Fourteen publishers have sued Canadia artificial intelligence firm Cohere for widespread unauthorized use of their content in developing and running its generative AI systems, alleging massive, systematic copyright and trademark infringement.
It’s the latest legal salvo in the battle between content providers and generative AI models that digest their text and spit it back to users often word for word, including articles behind a paywall.
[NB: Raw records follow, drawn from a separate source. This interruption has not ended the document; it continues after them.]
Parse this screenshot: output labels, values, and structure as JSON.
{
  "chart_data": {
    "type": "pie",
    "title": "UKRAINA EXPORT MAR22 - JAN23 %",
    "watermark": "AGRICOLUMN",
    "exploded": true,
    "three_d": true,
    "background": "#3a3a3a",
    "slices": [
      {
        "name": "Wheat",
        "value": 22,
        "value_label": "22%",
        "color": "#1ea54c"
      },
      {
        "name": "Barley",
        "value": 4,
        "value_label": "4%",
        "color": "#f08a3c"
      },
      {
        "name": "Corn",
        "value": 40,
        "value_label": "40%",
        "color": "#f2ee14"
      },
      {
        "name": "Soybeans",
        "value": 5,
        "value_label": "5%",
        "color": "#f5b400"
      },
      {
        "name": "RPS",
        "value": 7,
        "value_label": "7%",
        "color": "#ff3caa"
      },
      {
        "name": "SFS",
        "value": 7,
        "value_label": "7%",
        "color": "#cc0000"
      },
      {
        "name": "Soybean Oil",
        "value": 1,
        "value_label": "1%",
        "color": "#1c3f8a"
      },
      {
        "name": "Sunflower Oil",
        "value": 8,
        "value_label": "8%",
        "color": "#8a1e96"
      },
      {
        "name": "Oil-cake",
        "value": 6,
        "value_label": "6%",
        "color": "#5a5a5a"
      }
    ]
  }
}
The complaint, filed in the Southern District of New York, says Cohere has infringed on thousands of articles and seeks a permanent injunction, jury trial and damages of up to $150k per work infringed. “This is a lawsuit to protect journalism from systematic copyright and trademark infringement,” says the suit by Advance Local Media, Condé Nast, The Atlantic, Forbes Media, The Guardian, Business Insider, LA Times, McClatchy Media Company, Newsday, Plain Dealer Publishing Company, Politico, The Republican Company, Toronto Star Newspapers and Vox Media, all members of trade association News/Media Alliance. “Rather than create its own content, Cohere takes the creative output of Publishers, some of the largest, most enduring, and most important news, magazine, and digital publishers in the United States and around the world.
Without permission or compensation, Cohere uses scraped copies of our articles … to power its artificial intelligence (“AI”) service, which in turn competes with Publisher offerings and the emerging market for AI licensing.” The burgeoning field of generative AI require huge amounts of content to train its models, resulting in increasingly frequent litigation.